When I started this stay-at-home-mom business a little over three years ago, I was scared out of my mind.
I was sure that I would become one of those people that didn't know how to interact around adults, a woman who talked loudly about lactation and potty training instead of books, music, work, or travel.
I was afraid that I would not have enough to do, and I would invent pathetic little hobbies to occupy my time, to keep the days from blending into one endless loop of diapering and ga-ga-goo-ing.
Now, three years later, I am no longer scared. However, I am amazed: I was scarily accurate. I do talk about sleep schedules, poop, nursing, and discipline more than I should. At parties. With a glass of wine in my hand. Thankfully, I can get away with this because most of the parties I frequent are hosted by parents of young children.
Since most of my friends are parents, I live in this bubble where I am not tiresome. Every once in awhile, though, my bubble bursts. When I'm telling a "hilarious" story about one of the boys to my brother, he tries so hard, but I can still hear his stifled yawn on the other end of the line.
I'll get occasional emails that say things like, "Oh, Nancy, you're such a mom!" The underlining message is: you're so uptight.
"No, I'm not!" I want to reply. "I'm still me!" I still love campy stuff, like "RuPaul's Drag Race," which is "Project Runway" meets "America's Next Top Model," except that the contestants are all drag queens. I mean, the lip-synch-off alone makes the show quality television.
I also still love to read. When I go to the library now, I grab as many titles as I can, usually by scanning the cover and reading the first two to three lines of the jacket. I would read more, but I'm often peeling Owen off the bookshelves. Why are bookshelves so similar to ladders?
I'm still me. I am a child of the desert, and will always feel happiest soaking up the sunshine. On Sunday, I took Joel outside and he and I found the warmest spot we could and just sat. While Joel picked up leaves and pulled at the grass, I basked in the warmth and felt myself recharge like a battery.
I love music. Having an iPod has helped me reconnect with my high school roots, when knowing the "right bands" and listening to the "right music" separated the wheat from the chaff, so to speak. I'm listening to The Decemberist's new album, "The Hazards of Love," and I'm astonished by its creativity and artistry.
I'm still me. But I'm tied down now. The part of me that loves adventure, spontaneity, freedom, is presently hibernating.
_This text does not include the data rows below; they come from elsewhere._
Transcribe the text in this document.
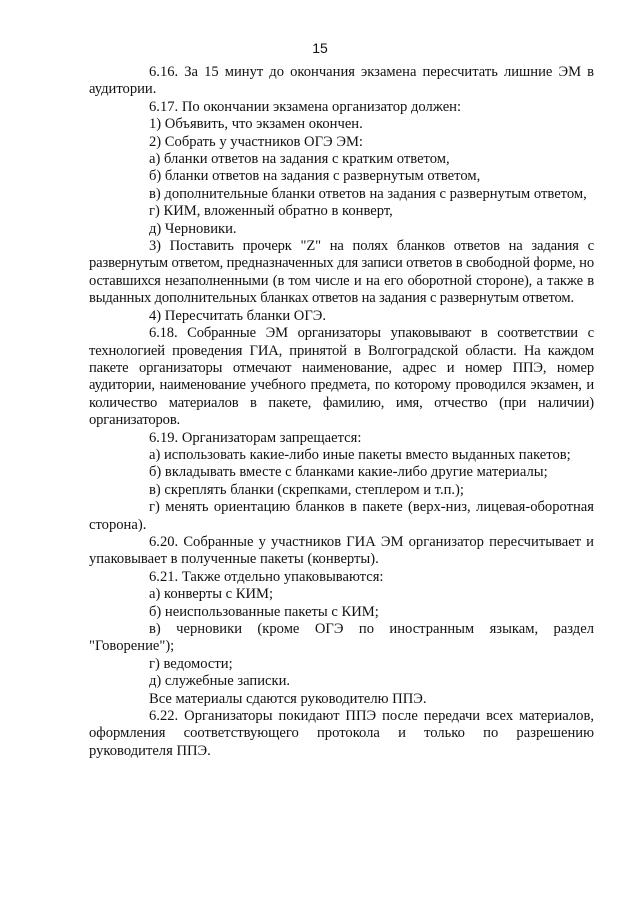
15

6.16. За 15 минут до окончания экзамена пересчитать лишние ЭМ в аудитории.

6.17. По окончании экзамена организатор должен:

1) Объявить, что экзамен окончен.

2) Собрать у участников ОГЭ ЭМ:

а) бланки ответов на задания с кратким ответом,

б) бланки ответов на задания с развернутым ответом,

в) дополнительные бланки ответов на задания с развернутым ответом,

г) КИМ, вложенный обратно в конверт,

д) Черновики.

3) Поставить прочерк "Z" на полях бланков ответов на задания с развернутым ответом, предназначенных для записи ответов в свободной форме, но оставшихся незаполненными (в том числе и на его оборотной стороне), а также в выданных дополнительных бланках ответов на задания с развернутым ответом.

4) Пересчитать бланки ОГЭ.

6.18. Собранные ЭМ организаторы упаковывают в соответствии с технологией проведения ГИА, принятой в Волгоградской области. На каждом пакете организаторы отмечают наименование, адрес и номер ППЭ, номер аудитории, наименование учебного предмета, по которому проводился экзамен, и количество материалов в пакете, фамилию, имя, отчество (при наличии) организаторов.

6.19. Организаторам запрещается:

а) использовать какие-либо иные пакеты вместо выданных пакетов;

б) вкладывать вместе с бланками какие-либо другие материалы;

в) скреплять бланки (скрепками, степлером и т.п.);

г) менять ориентацию бланков в пакете (верх-низ, лицевая-оборотная сторона).

6.20. Собранные у участников ГИА ЭМ организатор пересчитывает и упаковывает в полученные пакеты (конверты).

6.21. Также отдельно упаковываются:

а) конверты с КИМ;

б) неиспользованные пакеты с КИМ;

в) черновики (кроме ОГЭ по иностранным языкам, раздел "Говорение");

г) ведомости;

д) служебные записки.

Все материалы сдаются руководителю ППЭ.

6.22. Организаторы покидают ППЭ после передачи всех материалов, оформления соответствующего протокола и только по разрешению руководителя ППЭ.
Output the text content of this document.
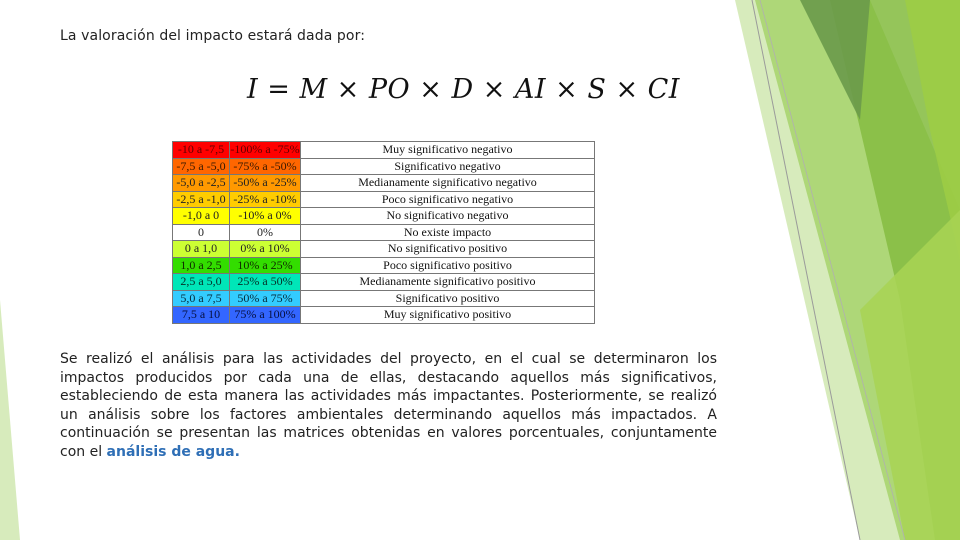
La valoración del impacto estará dada por:
I = M × PO × D × AI × S × CI
-10 a -7,5	-100% a -75%	Muy significativo negativo
-7,5 a -5,0	-75% a -50%	Significativo negativo
-5,0 a -2,5	-50% a -25%	Medianamente significativo negativo
-2,5 a -1,0	-25% a -10%	Poco significativo negativo
-1,0 a 0	-10% a 0%	No significativo negativo
0	0%	No existe impacto
0 a 1,0	0% a 10%	No significativo positivo
1,0 a 2,5	10% a 25%	Poco significativo positivo
2,5 a 5,0	25% a 50%	Medianamente significativo positivo
5,0 a 7,5	50% a 75%	Significativo positivo
7,5 a 10	75% a 100%	Muy significativo positivo

Se realizó el análisis para las actividades del proyecto, en el cual se determinaron los impactos producidos por cada una de ellas, destacando aquellos más significativos, estableciendo de esta manera las actividades más impactantes. Posteriormente, se realizó un análisis sobre los factores ambientales determinando aquellos más impactados. A continuación se presentan las matrices obtenidas en valores porcentuales, conjuntamente con el análisis de agua.
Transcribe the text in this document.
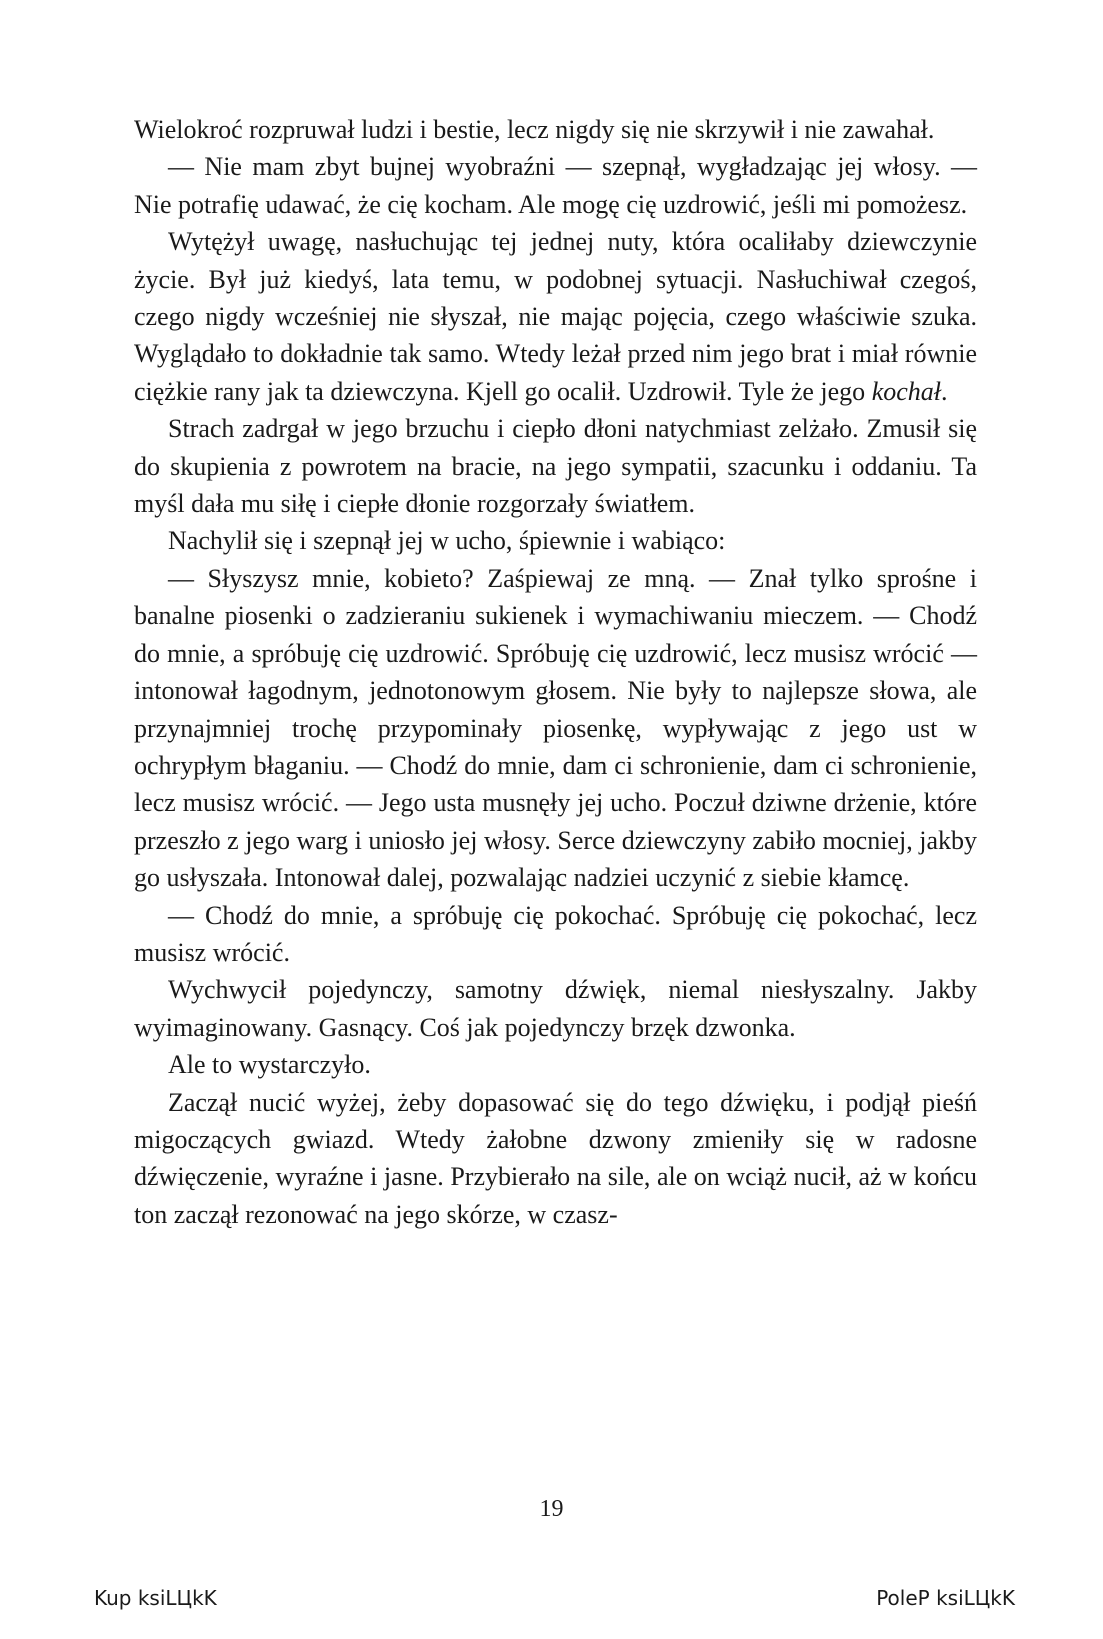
Wielokroć rozpruwał ludzi i bestie, lecz nigdy się nie skrzywił i nie zawahał.

— Nie mam zbyt bujnej wyobraźni — szepnął, wygładzając jej włosy. — Nie potrafię udawać, że cię kocham. Ale mogę cię uzdrowić, jeśli mi pomożesz.

Wytężył uwagę, nasłuchując tej jednej nuty, która ocaliłaby dziewczynie życie. Był już kiedyś, lata temu, w podobnej sytuacji. Nasłuchiwał czegoś, czego nigdy wcześniej nie słyszał, nie mając pojęcia, czego właściwie szuka. Wyglądało to dokładnie tak samo. Wtedy leżał przed nim jego brat i miał równie ciężkie rany jak ta dziewczyna. Kjell go ocalił. Uzdrowił. Tyle że jego kochał.

Strach zadrgał w jego brzuchu i ciepło dłoni natychmiast zelżało. Zmusił się do skupienia z powrotem na bracie, na jego sympatii, szacunku i oddaniu. Ta myśl dała mu siłę i ciepłe dłonie rozgorzały światłem.

Nachylił się i szepnął jej w ucho, śpiewnie i wabiąco:

— Słyszysz mnie, kobieto? Zaśpiewaj ze mną. — Znał tylko sprośne i banalne piosenki o zadzieraniu sukienek i wymachiwaniu mieczem. — Chodź do mnie, a spróbuję cię uzdrowić. Spróbuję cię uzdrowić, lecz musisz wrócić — intonował łagodnym, jednotonowym głosem. Nie były to najlepsze słowa, ale przynajmniej trochę przypominały piosenkę, wypływając z jego ust w ochrypłym błaganiu. — Chodź do mnie, dam ci schronienie, dam ci schronienie, lecz musisz wrócić. — Jego usta musnęły jej ucho. Poczuł dziwne drżenie, które przeszło z jego warg i uniosło jej włosy. Serce dziewczyny zabiło mocniej, jakby go usłyszała. Intonował dalej, pozwalając nadziei uczynić z siebie kłamcę.

— Chodź do mnie, a spróbuję cię pokochać. Spróbuję cię pokochać, lecz musisz wrócić.

Wychwycił pojedynczy, samotny dźwięk, niemal niesłyszalny. Jakby wyimaginowany. Gasnący. Coś jak pojedynczy brzęk dzwonka.

Ale to wystarczyło.

Zaczął nucić wyżej, żeby dopasować się do tego dźwięku, i podjął pieśń migoczących gwiazd. Wtedy żałobne dzwony zmieniły się w radosne dźwięczenie, wyraźne i jasne. Przybierało na sile, ale on wciąż nucił, aż w końcu ton zaczął rezonować na jego skórze, w czasz-

19
Kup ksiLЦkK	PoleP ksiLЦkK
In college, my friend and I once drove to the Grand Canyon to see the sunrise, just because we could. I once dated a guy who played music with a conch shell. Paul and I used to go up to DC and try new restaurants, sampling sea urchin or speciality beers. We hiked in Baxter State Park in Maine, swatting away the deer flies and smiling at each other, thinking, "Can you believe we're here?" We talked about seeing Fiji, Scotland, Italy, Ireland.
Those plans are on hold. If and when they happen, they will be a different reality. A safer, more family-friendly reality. I'm mostly okay with this, but it bothers me a little, too.
I'm still me, but I am also, such a mom. I worry about the economy, because I want the brightest future for my boys. I can't read books like Night anymore. While Wiesel's depiction of the Holocaust was and is troubling, as a mother, it is too heartbreaking for me. Likewise, when Dr. House has a case involving a child, the TV is turned off. I can't handle to see a sick child, fictional or not.
I guess I really know that I am a mother because I just bought scrapbooking software. I used to hate the idea of scrapbooking: these poor, pathetic mothers who have nothing better to do but memorialize every moment of their childrens' lives. I mean, really. It's like writing a short essay about one's children every day and posting it online. What a waste of time!
This is what a pot looks like when it calls a kettle black, in case I was being too subtle....
I decided that the boys, especially poor, sweet, forgotten Joel, should see their lives unfold through words and pictures. So, despite the fact that it's not my comfort zone, I am going to give this digital scrapbooking a whirl.
I'm still me. Even though I'm a mom. Even though I fill my days with "pathetic" hobbies and talk about my kids more than I talk about ideas.
I'm still me. I hope that my friends outside of the "parent bubble" know that.